Par instants, les femmes jettent les livres, font voler les papiers...(DR)
Un humour décalé
Si elle a reçu une formation classique, Maria La Ribot a su néanmoins bouleverser les codes de la danse et de l'art chorégraphique, et briser les carcans pour s'inventer un monde nouveau. D'abord en Espagne puis en Europe. Pour cette artiste espagnole (atypique) installée en Grande-Bretagne pendant dix ans et désormais en Suisse, ses travaux sont une perpétuelle recherche de l'art conceptuel.
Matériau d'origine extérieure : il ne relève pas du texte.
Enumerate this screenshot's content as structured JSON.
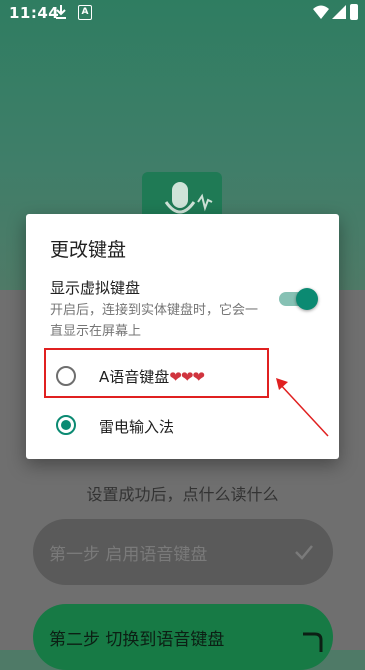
{
  "status_bar": {
    "time": "11:44",
    "icons": [
      "download-icon",
      "a-notification-icon",
      "wifi-icon",
      "signal-icon",
      "battery-icon"
    ]
  },
  "background": {
    "hint_text": "设置成功后，点什么读什么",
    "step1_label": "第一步 启用语音键盘",
    "step2_label": "第二步 切换到语音键盘"
  },
  "dialog": {
    "title": "更改键盘",
    "toggle_label": "显示虚拟键盘",
    "toggle_description": "开启后，连接到实体键盘时，它会一直显示在屏幕上",
    "toggle_on": true,
    "options": [
      {
        "label": "A语音键盘",
        "suffix": "❤❤❤",
        "selected": false
      },
      {
        "label": "雷电输入法",
        "selected": true
      }
    ]
  },
  "colors": {
    "accent": "#0b8a72",
    "highlight": "#e02020",
    "step2_bg": "#177a45"
  }
}
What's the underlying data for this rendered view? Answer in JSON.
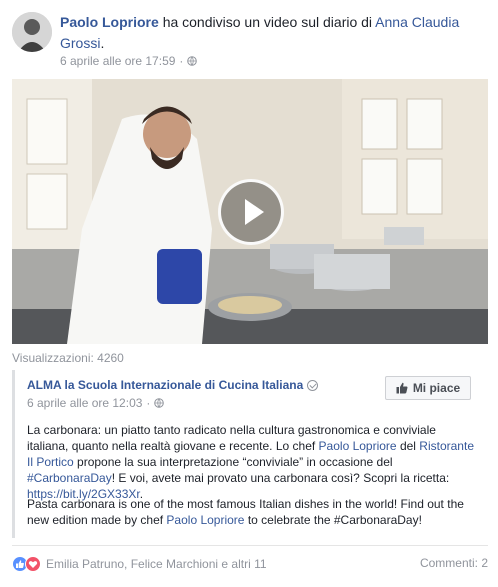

Un art hybride qui se nourrit des différentes disciplines artistiques contemporaines et naît souvent d'une idée pour se répandre en différentes formes.
Ne pas essayer de trouver un message ni de réagir avec des a priori, mais se laisser emporter par cette création et cet univers ludique. Car la suite du spectacle est encore plus drôle, plus excentrique, plus déjantée. Trois femmes s'installent devant une grande table recouverte d'objets divers qu'on a aperçus au préalable dans le film (trompette, revolver, gâteau aux fraises, ou posters et livres).
Marie-Caroline Hominal (danseuse régulière de la compagnie de Gilles Jobin) et Delphine Rosay entourent la chorégraphe madrilène. Leurs mouvements au ralenti, leurs lectures à haute voix de textes absurdes sans lien aucun, leurs chutes et faux pas (chères à La Ribot) finissent par installer une complicité qu'on a quand même devinée auparavant. Par instants, les femmes jettent les livres, font voler les papiers avec une nonchalance hilarante, décident de sortir mais retournent sur leurs pas. Il ne faut pas chercher à comprendre le pourquoi de leurs gestes ou leur finalité, mais le comment. Car ces actions plus qu'ordinaires et qui n'ont rien de spectaculaire, ces chuchotements et ces regards toisés ne sont finalement que gestes chorégraphiés et élaborés avec justesse et précision. Le va-et-vient des danseuses perchées sur leurs hauts talons fait penser à cette phrase tirée de l'œuvre de François Truffaut L'homme qui aimait les femmes : «Les jambes des femmes sont des compas qui arpentent le globe terrestre en tous sens, lui donnant son équilibre et son harmonie.» Ce soir, les jambes de ces trois artistes féminines ont tracé comme un arc de cercle entre les diverses figures d'art. Un tracé servi avec humour et dérision.